George Marples

Personal information
- Full name: George Holmes Marples
- Born: 30 May 1883 Attercliffe, Yorkshire, England
- Died: 30 December 1947 (aged 64) Chesterfield, Derbyshire, England
- Bowling: Left-arm medium-fast

Domestic team information
- 1905: Derbyshire
- FC debut: 10 July 1904 Derbyshire v Australians
- Last FC: 17 July 1905 Derbyshire v MCC

Career statistics
| Competition | First-class |
| Matches | 2 |
| Runs scored | 11 |
| Batting average | 2.75 |
| 100s/50s | 0/0 |
| Top score | 6 |
| Balls bowled | 192 |
| Wickets | 1 |
| Bowling average | 116.00 |
| 5 wickets in innings | 0 |
| 10 wickets in match | 0 |
| Best bowling | 1/53 |
| Catches/stumpings | 1/– |
- Source: CricketArchive (subscription required), July 2012

= George Marples =

English cricketer

George Holmes Marples (30 May 1883 – 30 December 1947) was an English cricketer who played first-class cricket for Derbyshire in 1905.
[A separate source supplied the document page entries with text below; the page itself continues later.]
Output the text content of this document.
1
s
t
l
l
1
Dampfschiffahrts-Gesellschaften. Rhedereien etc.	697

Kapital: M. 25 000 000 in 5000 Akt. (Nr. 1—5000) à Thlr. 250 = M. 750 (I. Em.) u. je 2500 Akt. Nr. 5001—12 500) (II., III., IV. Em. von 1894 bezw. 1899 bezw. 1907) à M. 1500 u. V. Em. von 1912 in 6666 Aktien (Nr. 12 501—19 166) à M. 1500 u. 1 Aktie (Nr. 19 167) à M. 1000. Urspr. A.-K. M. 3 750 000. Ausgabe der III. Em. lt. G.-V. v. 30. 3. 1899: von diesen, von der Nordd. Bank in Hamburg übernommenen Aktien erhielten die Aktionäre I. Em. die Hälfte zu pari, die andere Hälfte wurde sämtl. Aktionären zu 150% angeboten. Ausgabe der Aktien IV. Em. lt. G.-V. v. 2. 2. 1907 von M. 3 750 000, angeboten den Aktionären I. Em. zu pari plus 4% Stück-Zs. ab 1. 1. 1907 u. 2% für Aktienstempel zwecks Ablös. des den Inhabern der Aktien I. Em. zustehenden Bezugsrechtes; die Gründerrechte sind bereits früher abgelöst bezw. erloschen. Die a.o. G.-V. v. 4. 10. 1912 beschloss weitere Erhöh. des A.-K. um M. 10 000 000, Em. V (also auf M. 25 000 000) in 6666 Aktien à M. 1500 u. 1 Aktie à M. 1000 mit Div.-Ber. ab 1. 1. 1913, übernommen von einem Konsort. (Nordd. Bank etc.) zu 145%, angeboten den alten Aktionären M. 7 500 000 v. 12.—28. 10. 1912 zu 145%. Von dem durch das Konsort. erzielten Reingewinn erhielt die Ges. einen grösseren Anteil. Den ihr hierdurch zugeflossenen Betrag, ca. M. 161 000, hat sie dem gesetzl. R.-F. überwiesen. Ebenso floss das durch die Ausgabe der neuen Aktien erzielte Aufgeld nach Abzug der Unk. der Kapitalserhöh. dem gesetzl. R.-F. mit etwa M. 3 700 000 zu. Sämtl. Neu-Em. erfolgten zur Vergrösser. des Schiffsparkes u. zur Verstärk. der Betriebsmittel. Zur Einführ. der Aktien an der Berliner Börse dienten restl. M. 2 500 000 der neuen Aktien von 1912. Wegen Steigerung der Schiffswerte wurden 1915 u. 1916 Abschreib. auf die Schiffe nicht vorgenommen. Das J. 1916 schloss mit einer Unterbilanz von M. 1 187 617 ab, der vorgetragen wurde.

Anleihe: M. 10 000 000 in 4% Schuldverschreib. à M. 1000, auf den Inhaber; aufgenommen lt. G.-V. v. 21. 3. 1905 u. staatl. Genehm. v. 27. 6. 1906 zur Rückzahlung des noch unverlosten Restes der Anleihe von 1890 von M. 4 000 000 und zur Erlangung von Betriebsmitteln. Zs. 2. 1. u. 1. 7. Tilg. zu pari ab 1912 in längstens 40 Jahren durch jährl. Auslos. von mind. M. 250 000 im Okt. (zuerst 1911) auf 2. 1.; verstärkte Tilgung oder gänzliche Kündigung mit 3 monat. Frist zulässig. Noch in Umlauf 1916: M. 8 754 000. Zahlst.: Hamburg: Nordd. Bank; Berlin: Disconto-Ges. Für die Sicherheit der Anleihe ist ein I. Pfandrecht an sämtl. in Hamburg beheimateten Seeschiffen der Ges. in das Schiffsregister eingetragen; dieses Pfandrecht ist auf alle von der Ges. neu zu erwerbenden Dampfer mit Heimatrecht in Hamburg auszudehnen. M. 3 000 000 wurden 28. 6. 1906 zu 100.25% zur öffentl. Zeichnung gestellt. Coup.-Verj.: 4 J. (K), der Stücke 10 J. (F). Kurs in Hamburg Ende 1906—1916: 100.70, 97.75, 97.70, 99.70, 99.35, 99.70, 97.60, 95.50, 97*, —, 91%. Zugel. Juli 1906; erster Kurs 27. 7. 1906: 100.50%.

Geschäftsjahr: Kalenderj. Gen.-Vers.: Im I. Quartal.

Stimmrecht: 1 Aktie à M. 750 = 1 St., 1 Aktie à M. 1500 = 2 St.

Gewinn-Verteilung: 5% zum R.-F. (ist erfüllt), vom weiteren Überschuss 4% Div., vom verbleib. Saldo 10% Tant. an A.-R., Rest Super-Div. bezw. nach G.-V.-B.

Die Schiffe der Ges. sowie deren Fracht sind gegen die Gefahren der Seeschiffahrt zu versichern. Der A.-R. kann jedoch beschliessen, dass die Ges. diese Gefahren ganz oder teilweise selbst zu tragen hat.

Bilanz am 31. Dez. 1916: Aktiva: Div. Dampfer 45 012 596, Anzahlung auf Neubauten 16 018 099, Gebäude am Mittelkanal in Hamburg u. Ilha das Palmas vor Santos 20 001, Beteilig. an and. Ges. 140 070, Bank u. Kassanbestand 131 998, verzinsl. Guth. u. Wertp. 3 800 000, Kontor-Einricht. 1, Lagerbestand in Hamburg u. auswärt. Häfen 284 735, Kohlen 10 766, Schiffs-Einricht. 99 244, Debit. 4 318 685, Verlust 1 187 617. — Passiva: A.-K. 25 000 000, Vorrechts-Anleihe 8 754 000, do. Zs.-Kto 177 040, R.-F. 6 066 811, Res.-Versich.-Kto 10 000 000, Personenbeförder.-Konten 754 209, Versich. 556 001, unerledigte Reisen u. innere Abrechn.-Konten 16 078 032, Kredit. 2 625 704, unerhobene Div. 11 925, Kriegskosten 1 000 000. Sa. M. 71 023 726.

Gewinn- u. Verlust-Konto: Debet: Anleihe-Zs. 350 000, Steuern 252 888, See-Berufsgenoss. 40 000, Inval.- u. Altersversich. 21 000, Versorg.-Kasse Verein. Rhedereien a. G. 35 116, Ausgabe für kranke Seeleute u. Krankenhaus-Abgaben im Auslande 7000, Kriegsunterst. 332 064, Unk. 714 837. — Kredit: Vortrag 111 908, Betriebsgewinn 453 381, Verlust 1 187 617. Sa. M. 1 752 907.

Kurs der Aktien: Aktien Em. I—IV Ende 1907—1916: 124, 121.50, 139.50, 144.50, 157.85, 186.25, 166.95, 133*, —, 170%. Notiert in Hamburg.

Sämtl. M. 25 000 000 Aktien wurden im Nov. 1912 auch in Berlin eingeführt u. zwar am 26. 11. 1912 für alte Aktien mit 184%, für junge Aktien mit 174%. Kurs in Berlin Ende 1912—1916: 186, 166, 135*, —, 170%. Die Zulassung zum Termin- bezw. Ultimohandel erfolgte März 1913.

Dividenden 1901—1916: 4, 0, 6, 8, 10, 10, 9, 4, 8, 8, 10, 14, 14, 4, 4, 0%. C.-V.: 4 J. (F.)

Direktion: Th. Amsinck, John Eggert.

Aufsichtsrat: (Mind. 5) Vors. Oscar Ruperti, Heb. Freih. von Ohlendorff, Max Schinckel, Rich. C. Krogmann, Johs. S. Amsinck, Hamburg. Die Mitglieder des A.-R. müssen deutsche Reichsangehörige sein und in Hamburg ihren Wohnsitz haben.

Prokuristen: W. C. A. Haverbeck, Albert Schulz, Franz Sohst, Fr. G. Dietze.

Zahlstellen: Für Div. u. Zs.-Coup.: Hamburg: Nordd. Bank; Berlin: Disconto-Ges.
Marples was born in Attercliffe, Sheffield. He made two first-class appearances for Derbyshire in the 1905 season, his debut against the touring Australians when he took a wicket. In his second match, a week later against Marylebone Cricket Club, MCC won by an innings and 252 runs. Marples was a left-arm medium-fast bowler who took one wicket in his career at an average of 116.00 and a tailend batsman who scored 11 runs in 4 innings in 2 first-class matches.

Marples died in Chesterfield at the age of 64.